Bloomberg berichtete, dass die USA einen iranischen Angriff auf Militärbasen abgewehrt hätten. Damit wurde eine mehrtägige Kampfpause beendet, und das Risiko einer Rückkehr zu einem ausgewachsenen Krieg im Nahen Osten steige.

Das US-Zentralkommando erklärte, die Islamische Revolutionsgarde Irans habe mehrere ballistische Raketen in einem versuchten Überraschungsangriff auf US-Streitkräfte gestartet. Alle Raketen seien erfolgreich abgefangen worden. US- und saudische Kräfte hätten außerdem Angriffe auf von Iran unterstützte Milizen in Irak durchgeführt, nachdem Teheran in den letzten 72 Stunden 30 Drohnenangriffe gegen US-Streitkräfte befohlen habe.

Der Rohölpreis sprang und die US-Futures auf die wichtigsten Aktienindizes sanken nach dem Angriff. West Texas Intermediate stieg um bis zu 5% auf über 83 US-Dollar je Barrel und dämpfte damit einen Teil des Rückgangs von 14% in den vergangenen drei Sitzungen. Brent sprang um 3,3% nach oben.

Der Angriff ließ die Möglichkeit einer erneuten Eskalation aufkommen, trotz der Zusicherungen von US-Präsident Donald Trump, wonach die Diplomatie mit Teheran Fortschritte mache. Trump sagte gegenüber Fox News, die USA hätten eine sehr starke Position.

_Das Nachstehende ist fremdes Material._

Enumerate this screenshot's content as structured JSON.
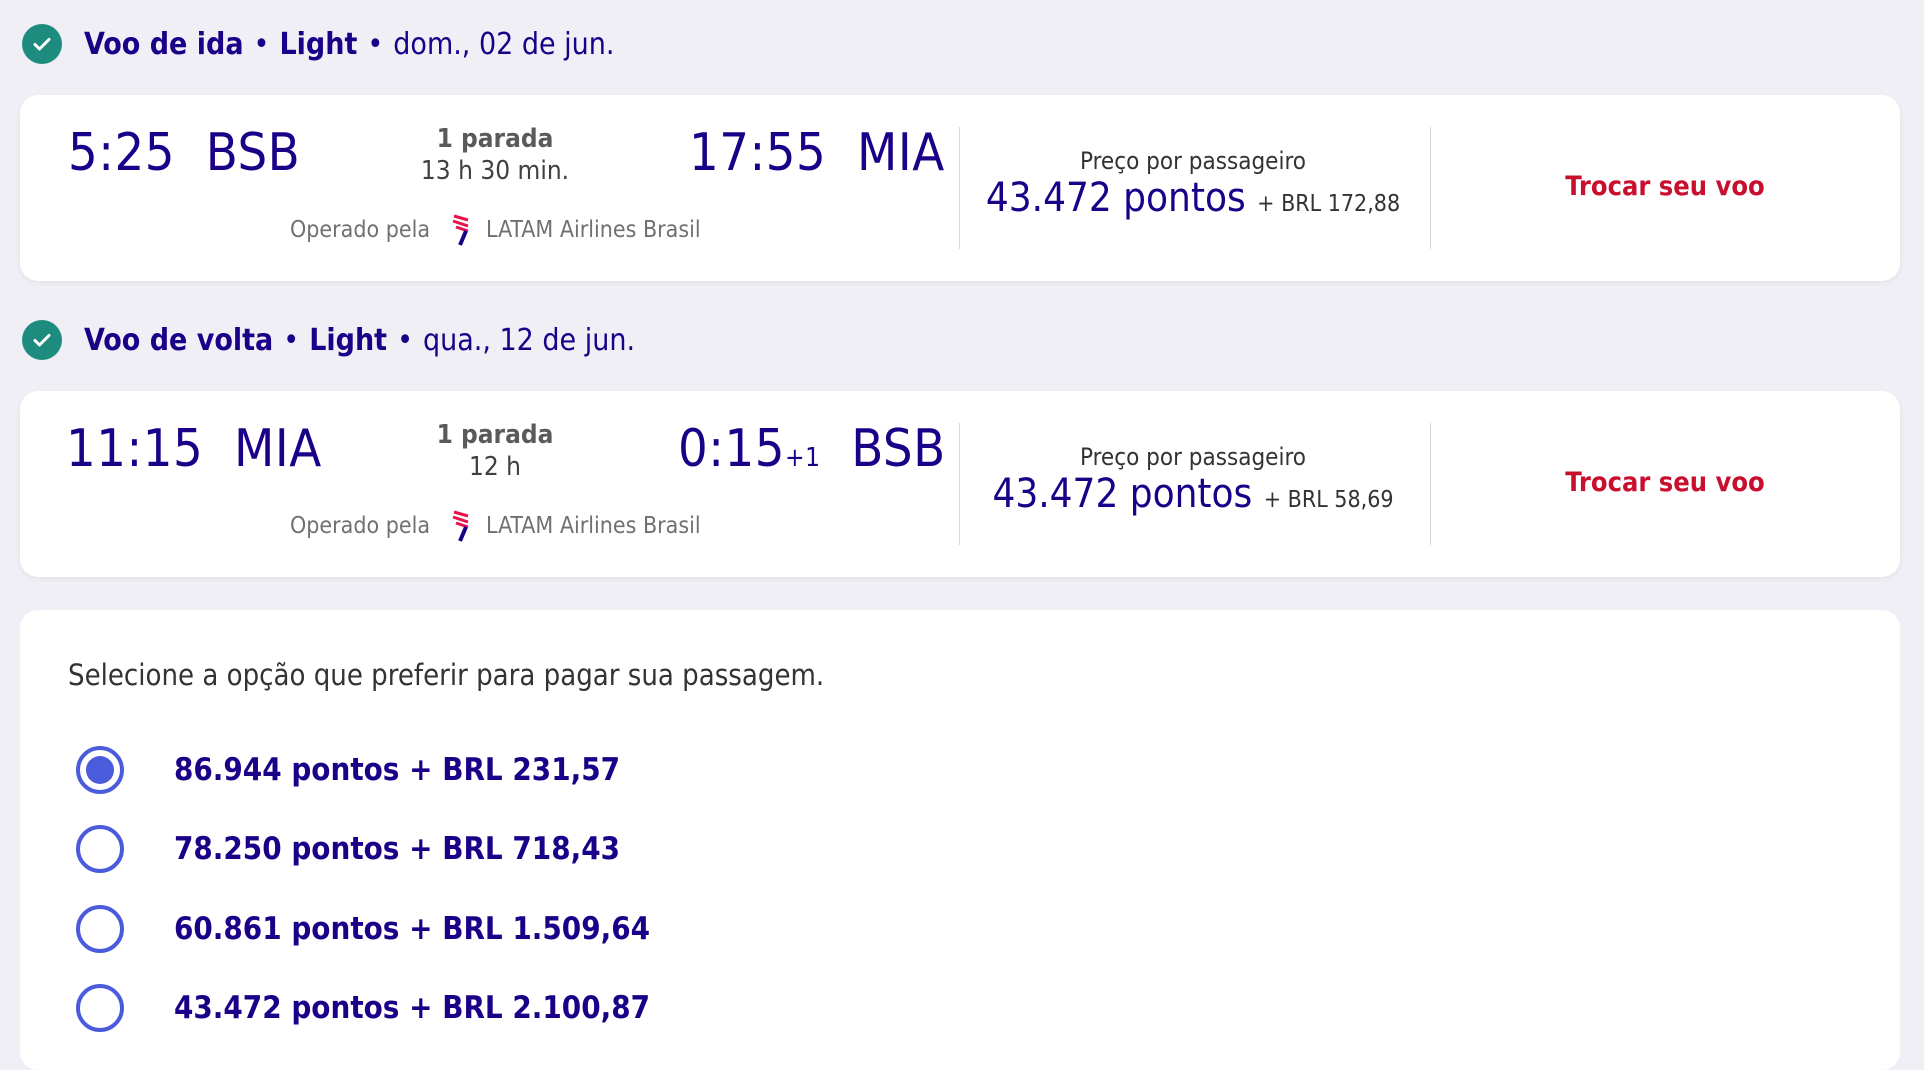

Er bekräftigte seine Drohung, Iran wichtige Brücken zu bombardieren, falls keine Einigung erzielt werde, fügte jedoch hinzu, dass er lieber vermeiden würde, dies zu tun.

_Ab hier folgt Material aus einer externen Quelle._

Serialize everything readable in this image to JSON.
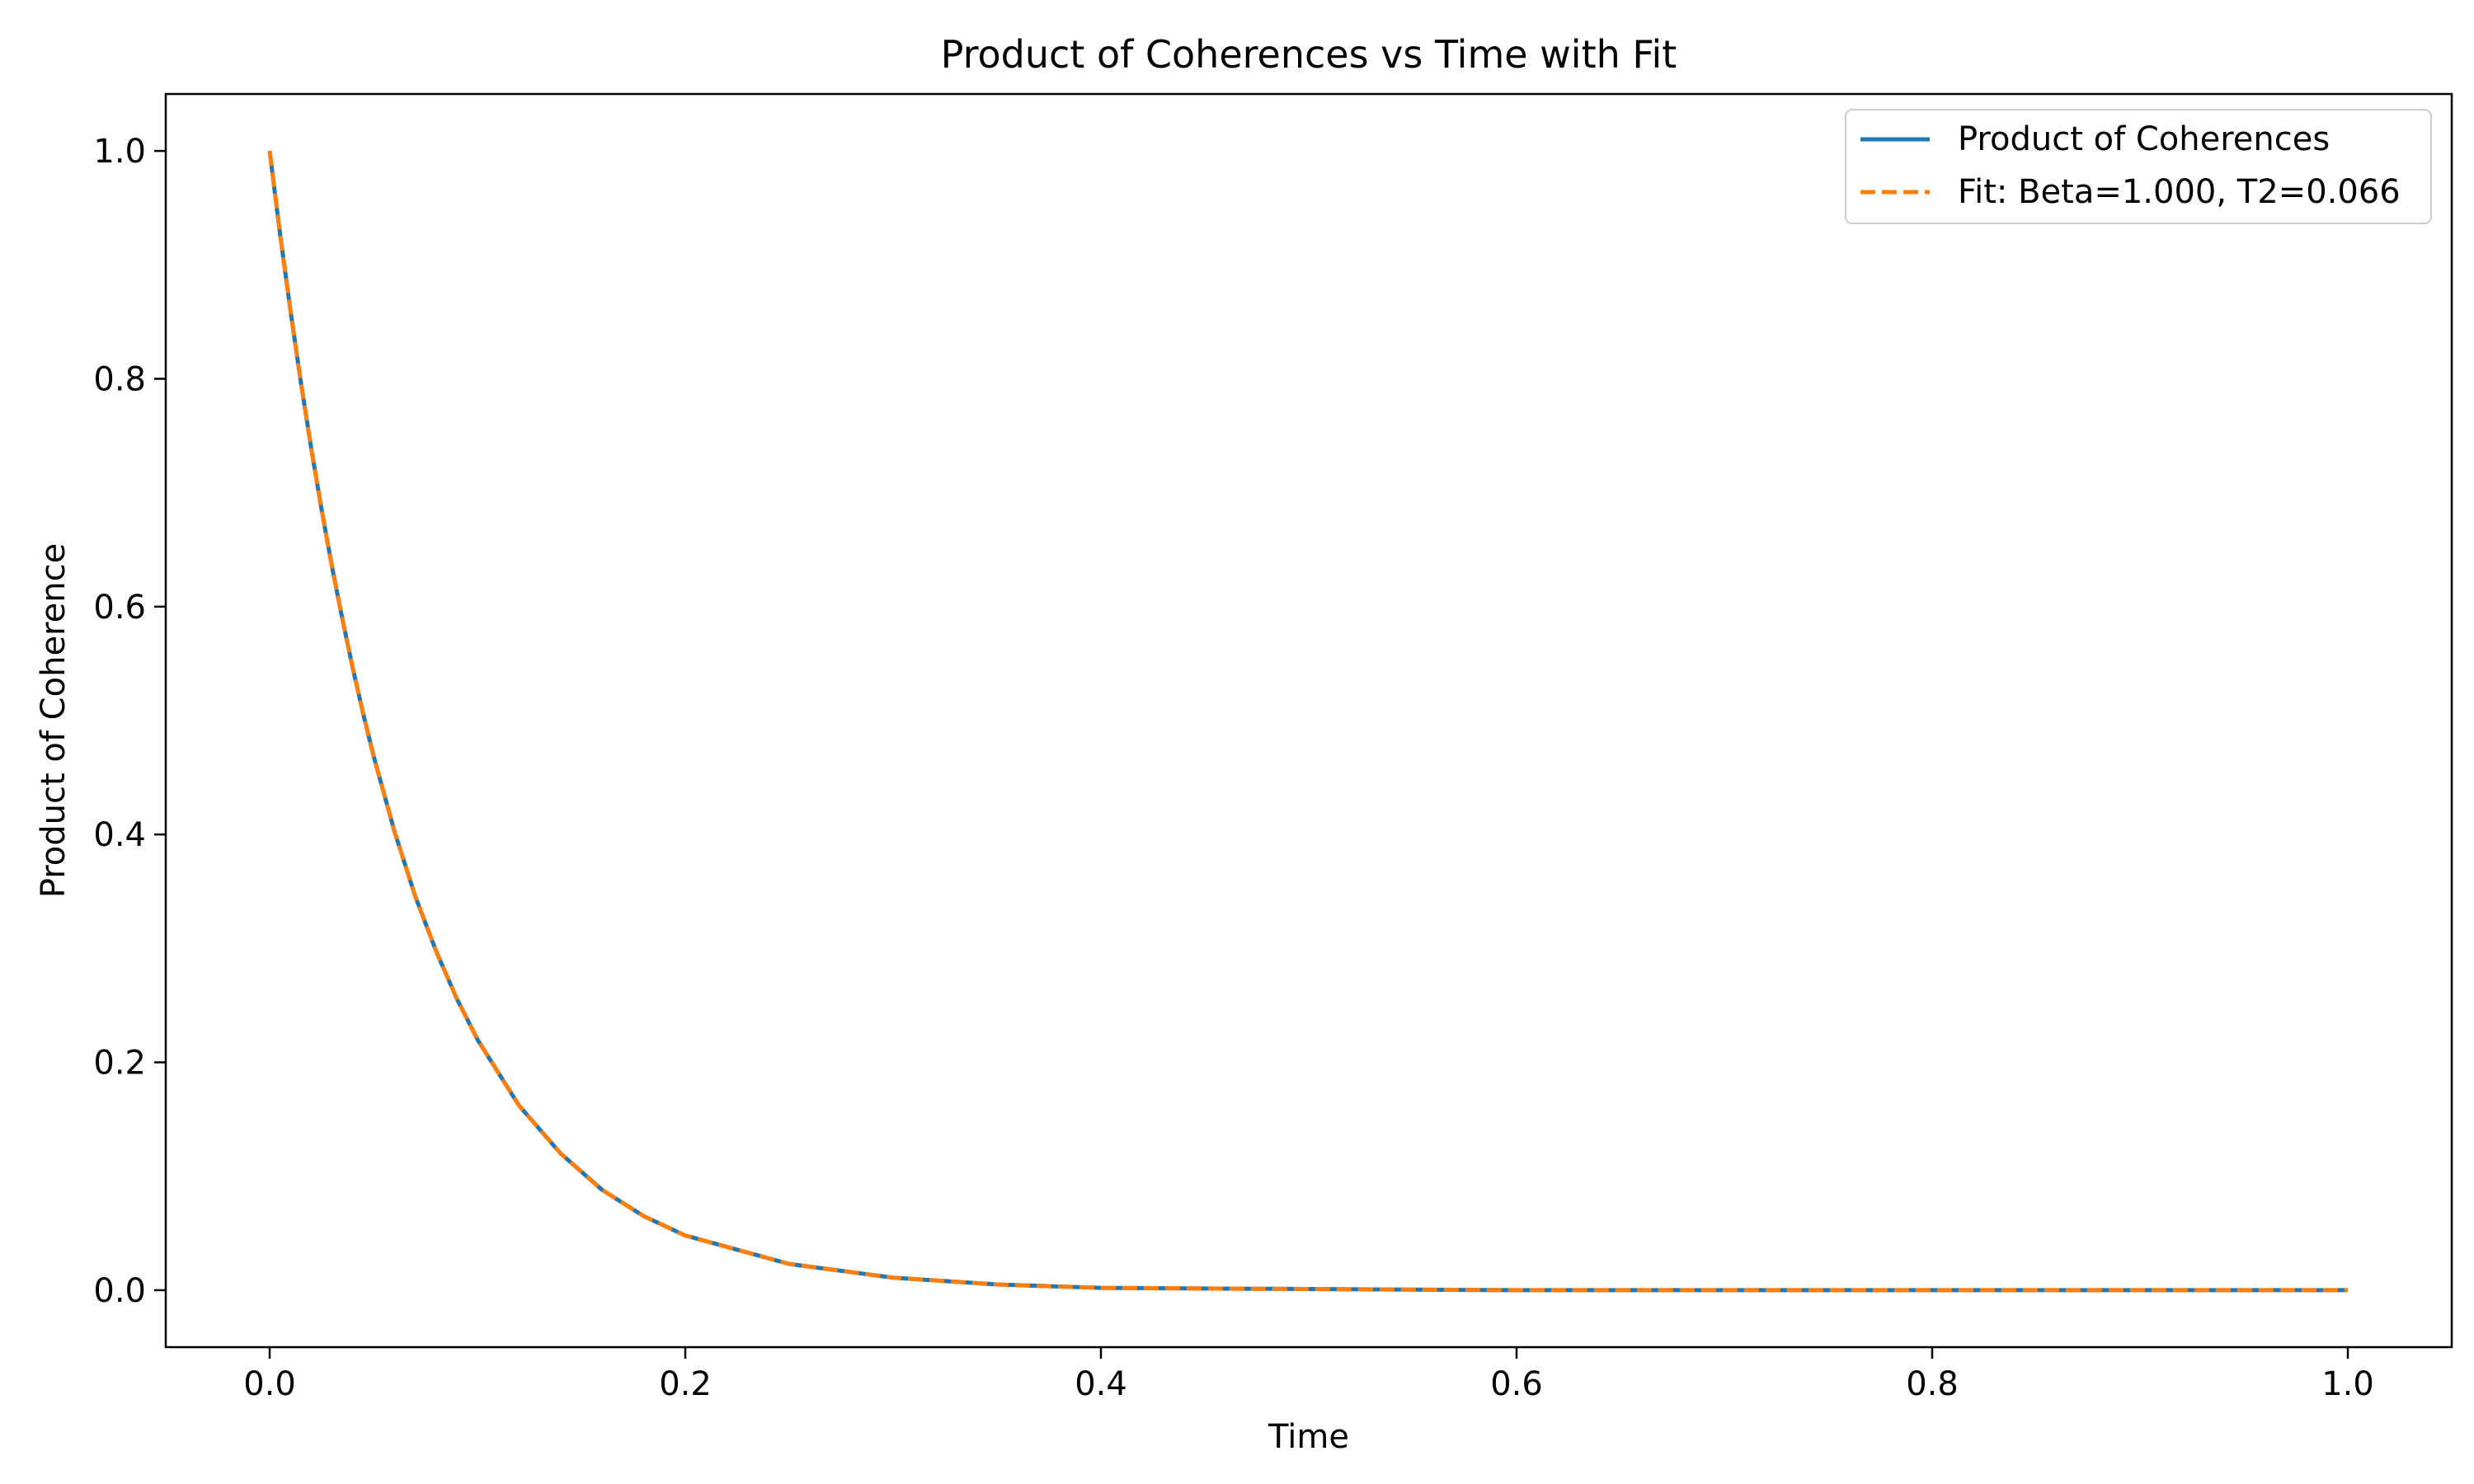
{
  "chart_data": {
    "type": "line",
    "title": "Product of Coherences vs Time with Fit",
    "xlabel": "Time",
    "ylabel": "Product of Coherence",
    "xlim": [
      -0.05,
      1.05
    ],
    "ylim": [
      -0.05,
      1.05
    ],
    "xticks": [
      0.0,
      0.2,
      0.4,
      0.6,
      0.8,
      1.0
    ],
    "xtick_labels": [
      "0.0",
      "0.2",
      "0.4",
      "0.6",
      "0.8",
      "1.0"
    ],
    "yticks": [
      0.0,
      0.2,
      0.4,
      0.6,
      0.8,
      1.0
    ],
    "ytick_labels": [
      "0.0",
      "0.2",
      "0.4",
      "0.6",
      "0.8",
      "1.0"
    ],
    "grid": false,
    "legend_position": "top-right",
    "series": [
      {
        "name": "Product of Coherences",
        "color": "#1f77b4",
        "style": "solid",
        "x": [
          0.0,
          0.005,
          0.01,
          0.015,
          0.02,
          0.025,
          0.03,
          0.035,
          0.04,
          0.045,
          0.05,
          0.06,
          0.07,
          0.08,
          0.09,
          0.1,
          0.12,
          0.14,
          0.16,
          0.18,
          0.2,
          0.25,
          0.3,
          0.35,
          0.4,
          0.5,
          0.6,
          0.7,
          0.8,
          0.9,
          1.0
        ],
        "y": [
          1.0,
          0.927,
          0.86,
          0.797,
          0.739,
          0.685,
          0.635,
          0.589,
          0.546,
          0.506,
          0.469,
          0.403,
          0.346,
          0.298,
          0.256,
          0.22,
          0.162,
          0.12,
          0.088,
          0.065,
          0.048,
          0.023,
          0.011,
          0.005,
          0.002,
          0.001,
          0.0,
          0.0,
          0.0,
          0.0,
          0.0
        ]
      },
      {
        "name": "Fit: Beta=1.000, T2=0.066",
        "color": "#ff7f0e",
        "style": "dashed",
        "x": [
          0.0,
          0.005,
          0.01,
          0.015,
          0.02,
          0.025,
          0.03,
          0.035,
          0.04,
          0.045,
          0.05,
          0.06,
          0.07,
          0.08,
          0.09,
          0.1,
          0.12,
          0.14,
          0.16,
          0.18,
          0.2,
          0.25,
          0.3,
          0.35,
          0.4,
          0.5,
          0.6,
          0.7,
          0.8,
          0.9,
          1.0
        ],
        "y": [
          1.0,
          0.927,
          0.86,
          0.797,
          0.739,
          0.685,
          0.635,
          0.589,
          0.546,
          0.506,
          0.469,
          0.403,
          0.346,
          0.298,
          0.256,
          0.22,
          0.162,
          0.12,
          0.088,
          0.065,
          0.048,
          0.023,
          0.011,
          0.005,
          0.002,
          0.001,
          0.0,
          0.0,
          0.0,
          0.0,
          0.0
        ]
      }
    ]
  }
}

Trump empfing den israelischen Premierminister Benjamin Netanyahu im Weißen Haus. Dort drängte Netanyahu die USA, sicherzustellen, dass Iran niemals Nuklearwaffen erwirbt. Trump hat sich stärker darauf konzentriert, eine Vereinbarung zu erreichen, um die Straße von Hormus wieder zu öffnen. Netanyahu bezeichnete das Gespräch als eines der besten, mit voller Zusammenarbeit bei der Verhinderung, dass Iran eine Nuklearwaffe erhält.

Der israelische Sprecher Doron Spielman sagte gegenüber Bloomberg, Israel unterstütze vollständig den Weg, den der Präsident wählt – entweder über Verhandlungen oder auf dem harten Weg. Ein zweiter israelischer Amtsträger sagte, bei dem Treffen seien keine Themen zu F-35-Verkäufen an die Türkei und dem iranischen Nuklearstandort „Pickaxe Mountain“ aufgekommen.

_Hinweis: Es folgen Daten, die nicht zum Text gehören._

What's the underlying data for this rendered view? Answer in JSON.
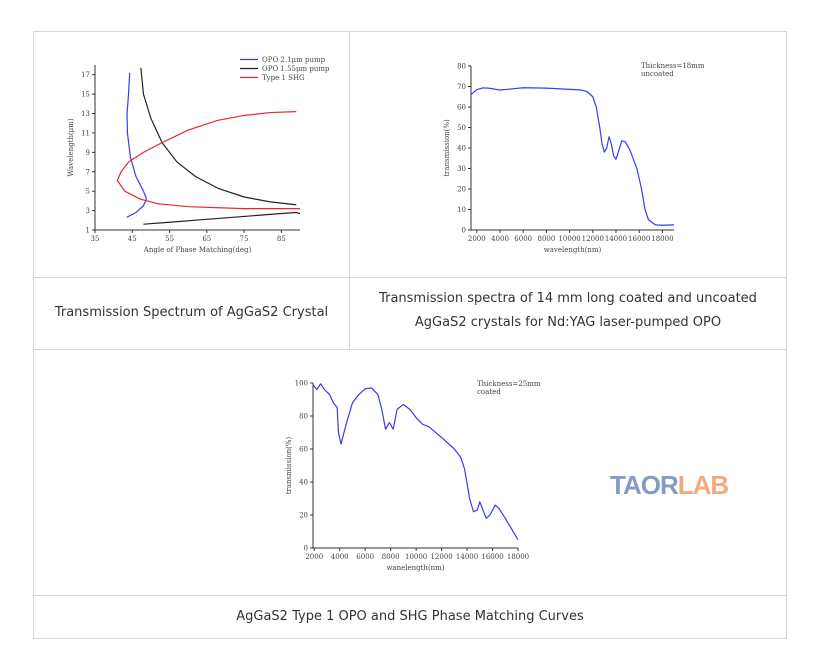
{
  "captions": [
    "Transmission Spectrum of AgGaS2 Crystal",
    "Transmission spectra of 14 mm long coated and uncoated AgGaS2 crystals for Nd:YAG laser-pumped OPO",
    "AgGaS2 Type 1 OPO and SHG Phase Matching Curves"
  ],
  "watermark": "TAORLAB",
  "chart_data": [
    {
      "type": "line",
      "xlabel": "Angle of Phase Matching(deg)",
      "ylabel": "Wavelength(μm)",
      "xlim": [
        35,
        90
      ],
      "ylim": [
        1,
        18
      ],
      "xticks": [
        35,
        45,
        55,
        65,
        75,
        85
      ],
      "yticks": [
        1,
        3,
        5,
        7,
        9,
        11,
        13,
        15,
        17
      ],
      "legend": "top-right",
      "annotations": [],
      "series": [
        {
          "name": "OPO 2.1μm pump",
          "color": "#3b3bf0",
          "points": [
            [
              43.5,
              2.3
            ],
            [
              46,
              2.8
            ],
            [
              48,
              3.5
            ],
            [
              48.8,
              4.2
            ],
            [
              48,
              5
            ],
            [
              46,
              6.5
            ],
            [
              44.5,
              8.5
            ],
            [
              43.7,
              11
            ],
            [
              43.6,
              13
            ],
            [
              44,
              15
            ],
            [
              44.3,
              17.2
            ]
          ]
        },
        {
          "name": "OPO 1.55μm pump",
          "color": "#222222",
          "points": [
            [
              47.3,
              17.7
            ],
            [
              48,
              15
            ],
            [
              50,
              12.5
            ],
            [
              53,
              10
            ],
            [
              57,
              8
            ],
            [
              62,
              6.5
            ],
            [
              68,
              5.3
            ],
            [
              75,
              4.4
            ],
            [
              82,
              3.9
            ],
            [
              89,
              3.6
            ]
          ],
          "points2": [
            [
              48,
              1.6
            ],
            [
              55,
              1.8
            ],
            [
              65,
              2.1
            ],
            [
              75,
              2.4
            ],
            [
              85,
              2.7
            ],
            [
              89,
              2.8
            ],
            [
              90,
              2.7
            ]
          ]
        },
        {
          "name": "Type 1 SHG",
          "color": "#e8282a",
          "points": [
            [
              90,
              3.2
            ],
            [
              75,
              3.2
            ],
            [
              60,
              3.4
            ],
            [
              52,
              3.7
            ],
            [
              47,
              4.2
            ],
            [
              43,
              5
            ],
            [
              41,
              6.1
            ],
            [
              42,
              7
            ],
            [
              44,
              8
            ],
            [
              48,
              9
            ],
            [
              53,
              10
            ],
            [
              60,
              11.3
            ],
            [
              68,
              12.3
            ],
            [
              75,
              12.8
            ],
            [
              82,
              13.1
            ],
            [
              89,
              13.2
            ]
          ]
        }
      ]
    },
    {
      "type": "line",
      "xlabel": "wavelength(nm)",
      "ylabel": "transmission(%)",
      "xlim": [
        1500,
        19000
      ],
      "ylim": [
        0,
        80
      ],
      "xticks": [
        2000,
        4000,
        6000,
        8000,
        10000,
        12000,
        14000,
        16000,
        18000
      ],
      "yticks": [
        0,
        10,
        20,
        30,
        40,
        50,
        60,
        70,
        80
      ],
      "annotations": [
        "Thickness=18mm",
        "uncoated"
      ],
      "series": [
        {
          "color": "#3b3bf0",
          "points": [
            [
              1500,
              66
            ],
            [
              2000,
              68.5
            ],
            [
              2500,
              69.3
            ],
            [
              3000,
              69.2
            ],
            [
              4000,
              68.3
            ],
            [
              5000,
              68.8
            ],
            [
              6000,
              69.4
            ],
            [
              8000,
              69.2
            ],
            [
              10000,
              68.6
            ],
            [
              11000,
              68.3
            ],
            [
              11500,
              67.5
            ],
            [
              12000,
              65
            ],
            [
              12300,
              60
            ],
            [
              12600,
              50
            ],
            [
              12800,
              42
            ],
            [
              13000,
              38
            ],
            [
              13200,
              40
            ],
            [
              13400,
              45.5
            ],
            [
              13600,
              42
            ],
            [
              13800,
              36
            ],
            [
              14000,
              34.5
            ],
            [
              14200,
              38
            ],
            [
              14500,
              43.5
            ],
            [
              14800,
              43
            ],
            [
              15200,
              39
            ],
            [
              15800,
              30
            ],
            [
              16200,
              20
            ],
            [
              16500,
              10
            ],
            [
              16800,
              5
            ],
            [
              17400,
              2.5
            ],
            [
              18000,
              2.3
            ],
            [
              19000,
              2.5
            ]
          ]
        }
      ]
    },
    {
      "type": "line",
      "xlabel": "wanelength(nm)",
      "ylabel": "transmission(%)",
      "xlim": [
        1900,
        18000
      ],
      "ylim": [
        0,
        100
      ],
      "xticks": [
        2000,
        4000,
        6000,
        8000,
        10000,
        12000,
        14000,
        16000,
        18000
      ],
      "yticks": [
        0,
        20,
        40,
        60,
        80,
        100
      ],
      "annotations": [
        "Thickness=25mm",
        "coated"
      ],
      "series": [
        {
          "color": "#3b3bf0",
          "points": [
            [
              1900,
              99
            ],
            [
              2200,
              96
            ],
            [
              2500,
              99.5
            ],
            [
              2800,
              96
            ],
            [
              3200,
              93
            ],
            [
              3500,
              88
            ],
            [
              3800,
              85
            ],
            [
              3900,
              70
            ],
            [
              4100,
              63
            ],
            [
              4500,
              75
            ],
            [
              5000,
              88
            ],
            [
              5500,
              93
            ],
            [
              6000,
              96.5
            ],
            [
              6500,
              97
            ],
            [
              7000,
              93
            ],
            [
              7300,
              84
            ],
            [
              7600,
              72
            ],
            [
              7900,
              76
            ],
            [
              8200,
              72
            ],
            [
              8500,
              84
            ],
            [
              9000,
              87
            ],
            [
              9500,
              84
            ],
            [
              10000,
              79
            ],
            [
              10500,
              75
            ],
            [
              11000,
              73.5
            ],
            [
              12000,
              67
            ],
            [
              13000,
              60
            ],
            [
              13500,
              55
            ],
            [
              13800,
              48
            ],
            [
              14200,
              30
            ],
            [
              14500,
              22
            ],
            [
              14800,
              23
            ],
            [
              15000,
              28
            ],
            [
              15300,
              22
            ],
            [
              15500,
              18
            ],
            [
              15800,
              20
            ],
            [
              16200,
              26
            ],
            [
              16500,
              24
            ],
            [
              17000,
              18
            ],
            [
              18000,
              5
            ]
          ]
        }
      ]
    }
  ]
}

Omanische und iranische Verhandlungsführer arbeiten an einer Vereinbarung, um den Versand durch die Straße von Hormus wieder aufzunehmen. Dadurch könnten Iran und die USA ihre formellen Nuklearverhandlungen wieder aufnehmen. Omani-Beamte hoffen, in den kommenden Tagen Fortschritt signalisieren zu können, doch Teheran ist mit dem aktuellen Angebot Omans nicht zufrieden.